Martin Ringstaff, city schools director, said the change comes on the heels of Hyde Property dropping its rights to a potential sale to the Tennessee Department of Transportation.
According to state reports, Georgetown Road will be widened from two lanes to four. TDOT will have to buy the right of way currently owned by Hyde Property to continue construction. Projected costs of the sale range from $50,000 to $100,000.
Early negotiations said city schools would pay $1.1 million for the property and allow Hyde Property to have the sale money.
The city school system’s attorney warned administrators against a contract with strings attached.
“We made a counteroffer which said if the money ever comes then it will go to the school board,” said Ringstaff. “They came back with a $1.15 million counteroffer with the understanding all money from the TDOT would go to the school board.”
A second piece of land off North Lee Highway is also under consideration. The asking price is significantly lower than the Georgetown Road/Highway 60 property at $750,000. Site committee reports said the North Lee Highway property is currently ungraded.
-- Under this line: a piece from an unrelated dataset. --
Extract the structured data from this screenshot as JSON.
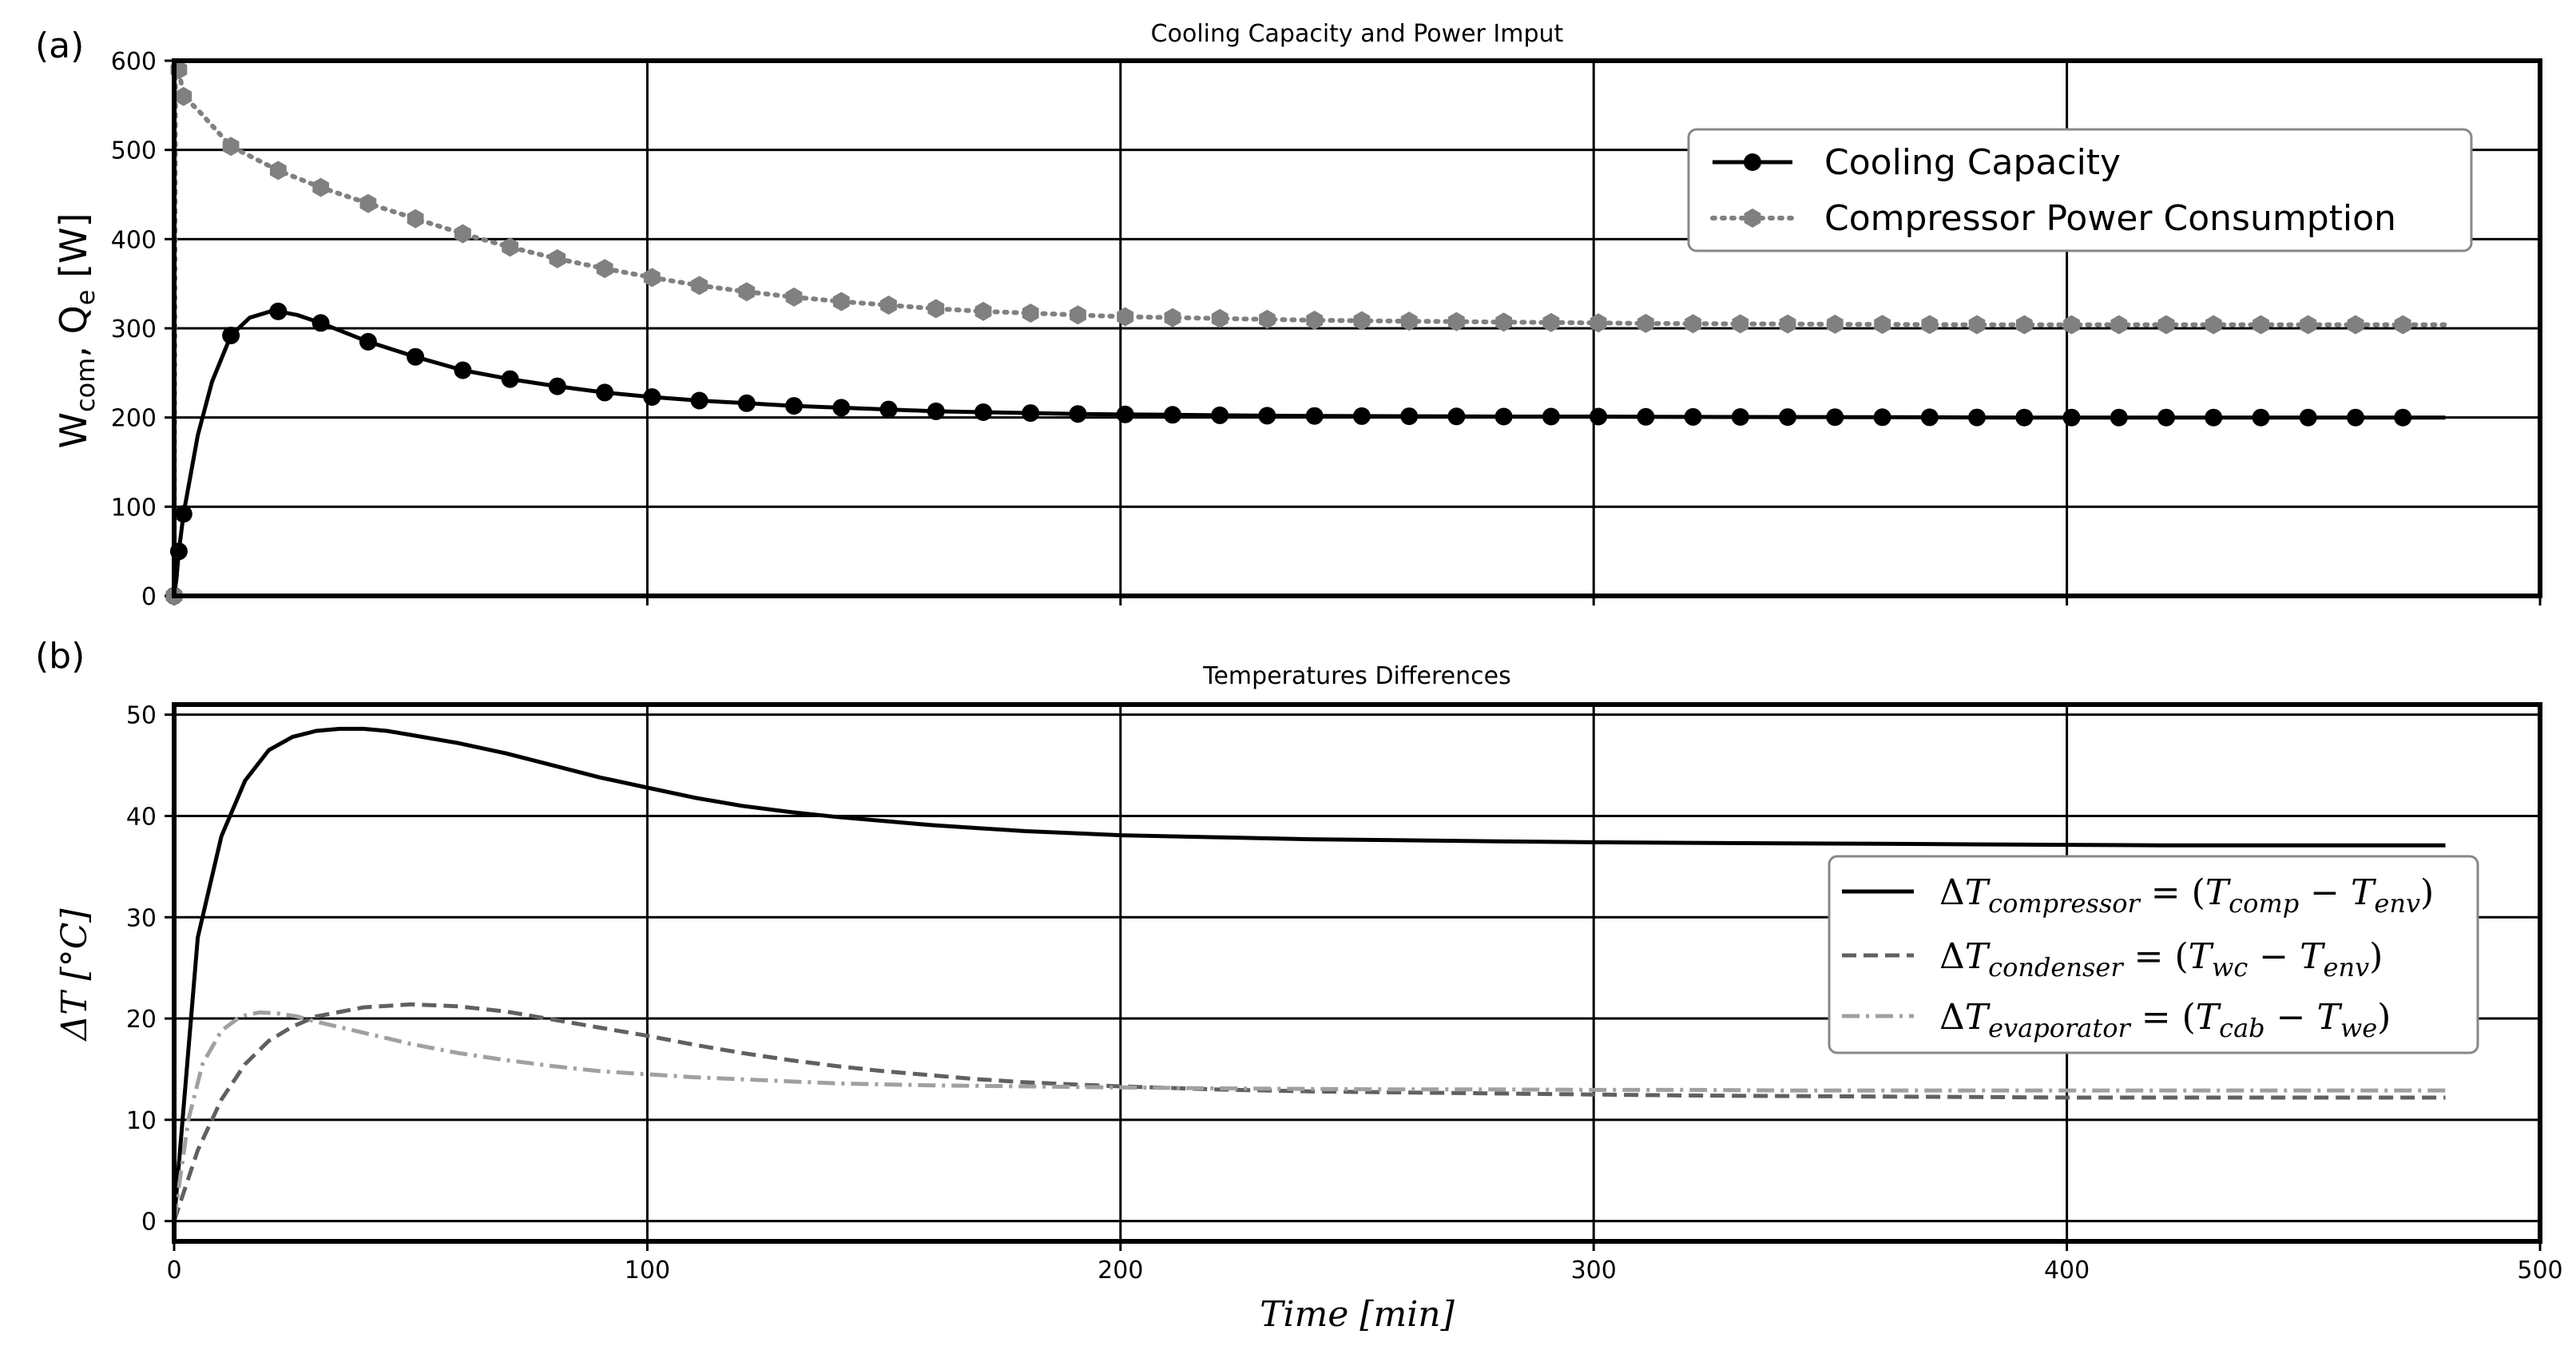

According to Ringstaff, grading the North Lee Highway property placed the final price at $1.3 million.
In addition, the 15 acres of land come with a list of requirements, Ringstaff said.
“When we purchase the land, we do not want any stipulations attached,” Dirksen said.
A critical eye is being given to both properties.
“The city would save about half a million dollars in the long run by going with Georgetown, and it would help us when the Adkisson apartments come in,” Ringstaff said of apartments being built on Adkisson Drive within city limits.
Letters were sent out to both property owners.
Ringstaff said the letters, “... basically say the school board is seriously wanting to go into negotiations as long as there are no ties to the property.”
Murl Dirksen, site committee chair, said forward movement was needed.
Richard Shaw, school board member, questioned what money would be used to pay for the property.
Ringstaff cited the money Bradley County schools owes the city of Cleveland from revenue received from the 2009 half-cent sales tax increase determined by the courts.
“I would ask the City Council to use that money as a good-faith effort because the City Council will have to come up with quite a bit of money for the school building itself,” Ringstaff said.
He added, “The Council individually has not frowned on the idea.”
Numbers of the elementary population moving into the Spring Creek apartments were requested by Dirksen.
Shaw suggested putting together a portfolio comparing both properties.
“... So people know what is going on,” Shaw said.
He also suggested the comparison charts for when the properties in question were presented to the board for a final decision.
“We personally like both pieces of property,” Ringstaff said. “I can even foresee a day when both pieces of property will be needed. The boards will make a decision on what is best for Cleveland City Schools.”